これで機能的には同程度になったので、性能比較でもしますかぁ。

追記 (2009/09/26)

どうも via-velocity には、ネットワーク負荷が高いときにシステムが黙りをする症状(1,2 等々)?が報告されている。velocityget を使えば症状が出ないので、velocitygetを使うべしとなってるらしい。。。

ソースを見比べると、割り込みハンドラ内の処理が問題のようだ。それぞれは、大まかに次のようになっている。

  • via-velocity
    1. 未処理の割り込み要因がなくなるまでループする
    2. ループの一単位は、受信/送信ディスクリプタをそれぞれ最大15ディスクリプタ分を処理する
    3. 処理したディスクリプタ数が int_works を超えたらメッセージを出力する
  • velocityget
    1. 受信/送信ディスクリプタをそれぞれ最大int_worksディスクリプタ分を処理する
    2. 上記の処理を2回繰り返す

要するに via-velocity では int_works の取り扱いが杜撰で、かつネットワーク負荷が高いと割り込みハンドラ内に捕われてしまう。なので、割り込みを共有してるデバイスの処理が滞る症状が現れる。
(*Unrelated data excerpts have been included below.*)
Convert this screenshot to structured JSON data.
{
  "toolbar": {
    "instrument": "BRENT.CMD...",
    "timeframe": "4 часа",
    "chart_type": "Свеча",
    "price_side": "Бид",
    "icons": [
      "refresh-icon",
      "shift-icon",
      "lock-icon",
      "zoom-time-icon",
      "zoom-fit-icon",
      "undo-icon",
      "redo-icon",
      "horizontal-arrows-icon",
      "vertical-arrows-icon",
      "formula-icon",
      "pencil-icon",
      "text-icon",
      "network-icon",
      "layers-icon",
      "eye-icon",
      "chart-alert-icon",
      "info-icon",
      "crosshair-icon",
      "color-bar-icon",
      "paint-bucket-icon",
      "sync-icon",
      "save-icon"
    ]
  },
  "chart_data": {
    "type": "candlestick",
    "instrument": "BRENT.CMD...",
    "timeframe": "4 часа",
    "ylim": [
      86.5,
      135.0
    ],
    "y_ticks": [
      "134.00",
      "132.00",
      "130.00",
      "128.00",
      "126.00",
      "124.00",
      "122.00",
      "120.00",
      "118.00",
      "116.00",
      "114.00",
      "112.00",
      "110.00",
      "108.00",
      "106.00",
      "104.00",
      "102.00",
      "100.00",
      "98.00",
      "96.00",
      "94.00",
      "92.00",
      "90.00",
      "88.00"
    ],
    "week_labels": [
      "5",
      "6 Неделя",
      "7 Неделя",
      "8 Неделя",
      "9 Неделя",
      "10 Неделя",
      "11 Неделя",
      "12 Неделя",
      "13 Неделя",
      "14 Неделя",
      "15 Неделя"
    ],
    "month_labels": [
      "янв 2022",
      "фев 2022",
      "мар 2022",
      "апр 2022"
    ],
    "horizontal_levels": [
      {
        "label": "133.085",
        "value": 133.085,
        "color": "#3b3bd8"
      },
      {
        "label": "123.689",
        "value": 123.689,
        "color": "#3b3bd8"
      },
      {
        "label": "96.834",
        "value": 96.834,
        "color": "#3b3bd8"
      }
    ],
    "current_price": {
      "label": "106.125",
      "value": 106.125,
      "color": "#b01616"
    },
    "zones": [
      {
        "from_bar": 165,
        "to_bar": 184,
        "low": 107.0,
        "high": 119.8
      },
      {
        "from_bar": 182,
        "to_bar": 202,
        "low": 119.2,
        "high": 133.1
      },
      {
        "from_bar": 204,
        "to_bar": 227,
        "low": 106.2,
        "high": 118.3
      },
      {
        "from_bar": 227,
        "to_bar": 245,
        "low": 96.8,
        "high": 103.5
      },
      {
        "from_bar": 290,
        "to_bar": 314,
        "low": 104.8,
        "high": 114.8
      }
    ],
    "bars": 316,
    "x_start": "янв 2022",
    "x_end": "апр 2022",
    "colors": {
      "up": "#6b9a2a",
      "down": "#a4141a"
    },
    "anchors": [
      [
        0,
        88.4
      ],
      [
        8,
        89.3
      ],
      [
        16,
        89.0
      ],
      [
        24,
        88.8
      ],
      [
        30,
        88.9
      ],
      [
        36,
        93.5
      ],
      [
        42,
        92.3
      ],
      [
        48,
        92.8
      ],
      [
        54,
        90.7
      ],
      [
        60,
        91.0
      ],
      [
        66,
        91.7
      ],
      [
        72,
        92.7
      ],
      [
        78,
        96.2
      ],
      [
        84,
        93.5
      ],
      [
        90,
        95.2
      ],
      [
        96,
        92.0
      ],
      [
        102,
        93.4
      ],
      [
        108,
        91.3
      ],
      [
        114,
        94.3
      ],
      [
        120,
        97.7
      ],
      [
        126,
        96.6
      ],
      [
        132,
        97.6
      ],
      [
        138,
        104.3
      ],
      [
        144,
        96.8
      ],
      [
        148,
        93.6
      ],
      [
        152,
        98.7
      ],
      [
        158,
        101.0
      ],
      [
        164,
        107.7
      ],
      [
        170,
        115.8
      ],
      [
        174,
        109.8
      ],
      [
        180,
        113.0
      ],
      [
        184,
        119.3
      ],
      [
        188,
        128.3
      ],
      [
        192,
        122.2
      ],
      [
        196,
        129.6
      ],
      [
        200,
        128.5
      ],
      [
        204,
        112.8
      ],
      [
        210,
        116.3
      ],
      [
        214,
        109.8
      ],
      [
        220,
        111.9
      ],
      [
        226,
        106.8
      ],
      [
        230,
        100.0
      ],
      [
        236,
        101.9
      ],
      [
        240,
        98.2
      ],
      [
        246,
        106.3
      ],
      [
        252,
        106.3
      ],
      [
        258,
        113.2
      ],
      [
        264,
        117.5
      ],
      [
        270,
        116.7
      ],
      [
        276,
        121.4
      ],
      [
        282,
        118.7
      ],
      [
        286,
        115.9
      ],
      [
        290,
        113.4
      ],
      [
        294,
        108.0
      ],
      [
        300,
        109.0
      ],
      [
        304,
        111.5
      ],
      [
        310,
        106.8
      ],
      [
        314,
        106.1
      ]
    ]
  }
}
他のネットワークチップのドライバーを見る限り、割り込みハンドラ内で全部のディスクリプタを処理せずに抜ける実装は多々有るので、バグなんだろうなぁ。

うんで、修正パッチを作ってみた

  1. via-velocity の int_works 関連の修正パッチ (debian lenny/kernel-2.6.26用) / via-velocity-fixed-int_works.patch

上のWOL対応パッチの後に当てればいい

# tar xfz via-velocity-buildpack-nosrc.tgz
# cp /usr/src/linux-source-2.6.26/drivers/net/via-velocity.[ch] via-velocity/
# patch -p 3 -d via-velocity < via-velocity-fixed-wol.patch
# patch -p 3 -d via-velocity < via-velocity-fixed-int_works.patch
# cd via-velocity
# make install

これで、本当に不具合が無い状態?になったので、性能比較でもしますかぁ。

追記 (2009/09/29)

どうも via-velocity-fixed-int_works.patch の velocity_tx_srv の修正部分がバグってたみたいだ。なので、修正版に差し替えました。申し訳ない。